We were never normal. We tried to be but just couldn’t hack it, I guess.

I stare at the car as Shawn rounds to the driver’s side. There’s something about the way he moves that makes me remember my dream from the other night. Maybe it’s the part where I’m continuously finding myself stuck with him, and I can’t escape.

I don’t usually buy into the dream interpretation stuff, but it’s the second time I’ve had that dream now.

But really, what is it going to tell me that I don’t already know? That I’m stressed out about work and my ex-husband being back in my life and now I’m afraid of my attraction to him putting my heart in a dangerous position again, and it’s manifesting itself in the image of a wolf chasing me to eat me out?

I feel like it’s all pretty clear. And obvious. There’s literally nothing else it could be.

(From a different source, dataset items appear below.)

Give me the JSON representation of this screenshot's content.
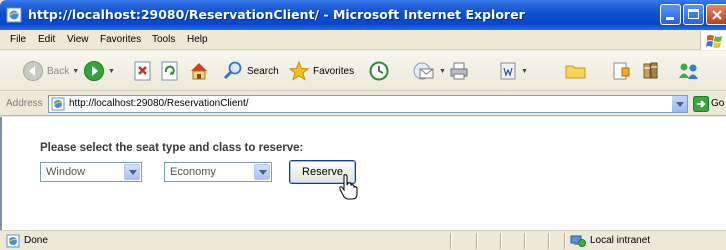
{
  "window": {
    "title": "http://localhost:29080/ReservationClient/ - Microsoft Internet Explorer"
  },
  "menu": [
    "File",
    "Edit",
    "View",
    "Favorites",
    "Tools",
    "Help"
  ],
  "toolbar": {
    "back_label": "Back",
    "search_label": "Search",
    "favorites_label": "Favorites"
  },
  "address": {
    "label": "Address",
    "url": "http://localhost:29080/ReservationClient/",
    "go_label": "Go"
  },
  "form": {
    "prompt": "Please select the seat type and class to reserve:",
    "seat_type": "Window",
    "seat_class": "Economy",
    "reserve_label": "Reserve"
  },
  "status": {
    "text": "Done",
    "zone": "Local intranet"
  },
  "colors": {
    "titlebar": "#0a4fd4",
    "chrome": "#ece9d8",
    "control_border": "#7f9db9",
    "button_border": "#1c3c8c"
  }
}
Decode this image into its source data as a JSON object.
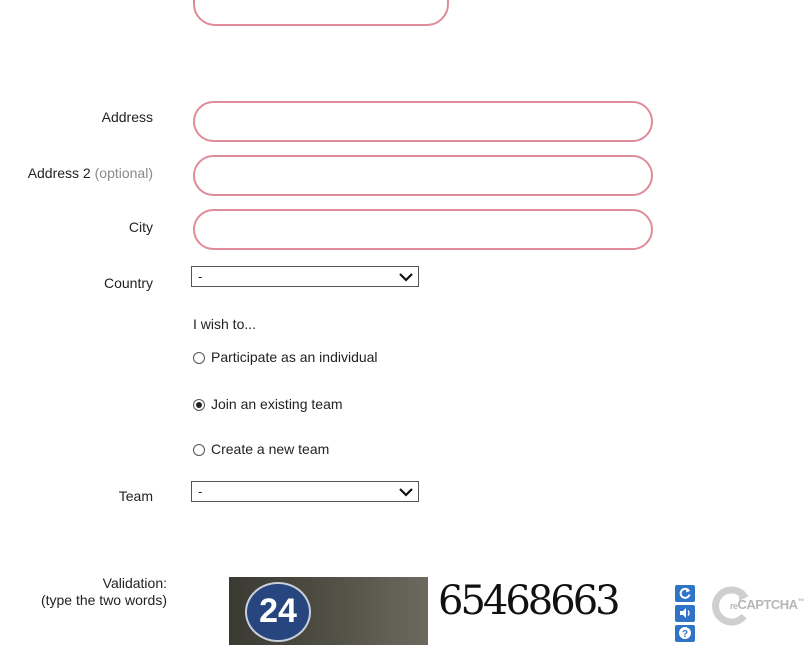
{
  "form": {
    "address_label": "Address",
    "address2_label": "Address 2",
    "address2_optional": "(optional)",
    "city_label": "City",
    "country_label": "Country",
    "country_value": "-",
    "wish_heading": "I wish to...",
    "options": [
      {
        "label": "Participate as an individual",
        "selected": false
      },
      {
        "label": "Join an existing team",
        "selected": true
      },
      {
        "label": "Create a new team",
        "selected": false
      }
    ],
    "team_label": "Team",
    "team_value": "-"
  },
  "captcha": {
    "label_line1": "Validation:",
    "label_line2": "(type the two words)",
    "photo_text": "24",
    "word_text": "65468663",
    "brand_prefix": "re",
    "brand_name": "CAPTCHA",
    "brand_tm": "™",
    "refresh_icon": "refresh-icon",
    "audio_icon": "audio-icon",
    "help_icon": "help-icon"
  },
  "colors": {
    "field_border": "#e08b99",
    "captcha_button": "#2f74c6"
  }
}
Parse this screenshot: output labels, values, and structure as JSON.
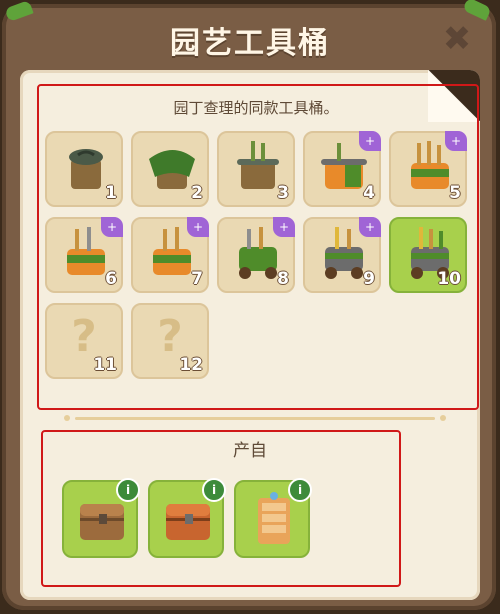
{
  "window": {
    "title": "园艺工具桶",
    "close_icon": "close-icon"
  },
  "collection": {
    "description": "园丁查理的同款工具桶。",
    "items": [
      {
        "num": "1",
        "upgrade": false,
        "locked": false,
        "selected": false,
        "icon": "bucket-lid-icon"
      },
      {
        "num": "2",
        "upgrade": false,
        "locked": false,
        "selected": false,
        "icon": "bucket-cloth-icon"
      },
      {
        "num": "3",
        "upgrade": false,
        "locked": false,
        "selected": false,
        "icon": "bucket-tools-icon"
      },
      {
        "num": "4",
        "upgrade": true,
        "locked": false,
        "selected": false,
        "icon": "orange-bucket-icon"
      },
      {
        "num": "5",
        "upgrade": true,
        "locked": false,
        "selected": false,
        "icon": "tools-bucket-icon"
      },
      {
        "num": "6",
        "upgrade": true,
        "locked": false,
        "selected": false,
        "icon": "tools-bucket-icon"
      },
      {
        "num": "7",
        "upgrade": true,
        "locked": false,
        "selected": false,
        "icon": "tools-bucket-icon"
      },
      {
        "num": "8",
        "upgrade": true,
        "locked": false,
        "selected": false,
        "icon": "tool-cart-icon"
      },
      {
        "num": "9",
        "upgrade": true,
        "locked": false,
        "selected": false,
        "icon": "tool-cart-icon"
      },
      {
        "num": "10",
        "upgrade": false,
        "locked": false,
        "selected": true,
        "icon": "tool-cart-icon"
      },
      {
        "num": "11",
        "upgrade": false,
        "locked": true,
        "selected": false,
        "icon": "question-mark-icon"
      },
      {
        "num": "12",
        "upgrade": false,
        "locked": true,
        "selected": false,
        "icon": "question-mark-icon"
      }
    ],
    "locked_glyph": "?",
    "upgrade_glyph": "+"
  },
  "output": {
    "title": "产自",
    "items": [
      {
        "icon": "wooden-chest-icon",
        "info": "i"
      },
      {
        "icon": "orange-chest-icon",
        "info": "i"
      },
      {
        "icon": "drawer-cabinet-icon",
        "info": "i"
      }
    ]
  },
  "colors": {
    "accent_green": "#a8d04c",
    "slot": "#ead9b3",
    "highlight_red": "#d01818",
    "upgrade_purple": "#a064d6"
  }
}
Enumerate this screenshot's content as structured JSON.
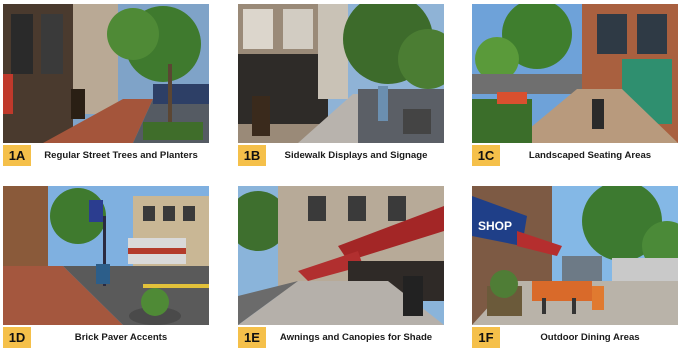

Maybe I don’t want to look into it, because even if it gives me that kind of clarity, it doesn’t give me a solution. At least, a better one than moving out and starting over anywhere but here.

A few minutes go by in silence after we get in her car. Shawn takes forever adjusting every little thing in her car, from the seat to the rearview mirror, the AC vents. I suspect half of it is just to annoy Laura when she has to drive it next. I hold my Emotional Support Smoothie to my forehead, finding some solace in it after all.

This car has never felt so small, but I guess I’ve never had to compete with Shawn to lean on its center console before.

While my mind is still on that dream, I remember how the beast had smelled. It’s weird how those dreams are so intensely sensory. But Shawn is right next to me right now. I lean a little closer and think I can get away with sniffing him.

Nope, he turns right around and gives me a look. “What was that?”

I shrink back to the other side of my seat, practically pressed against the door. “I, um. Uh. Nothing.”

It’s a deeply guilty and still unsatisfactory answer. Still, Shawn doesn’t press it.

“So. Mystical tit-jobs,” he says, tilting his head and raising an eyebrow at me. “And you told Laura that, of all people.”

I can’t help but laugh a little as I cringe. “If you had a story like that, you’d tell it too.”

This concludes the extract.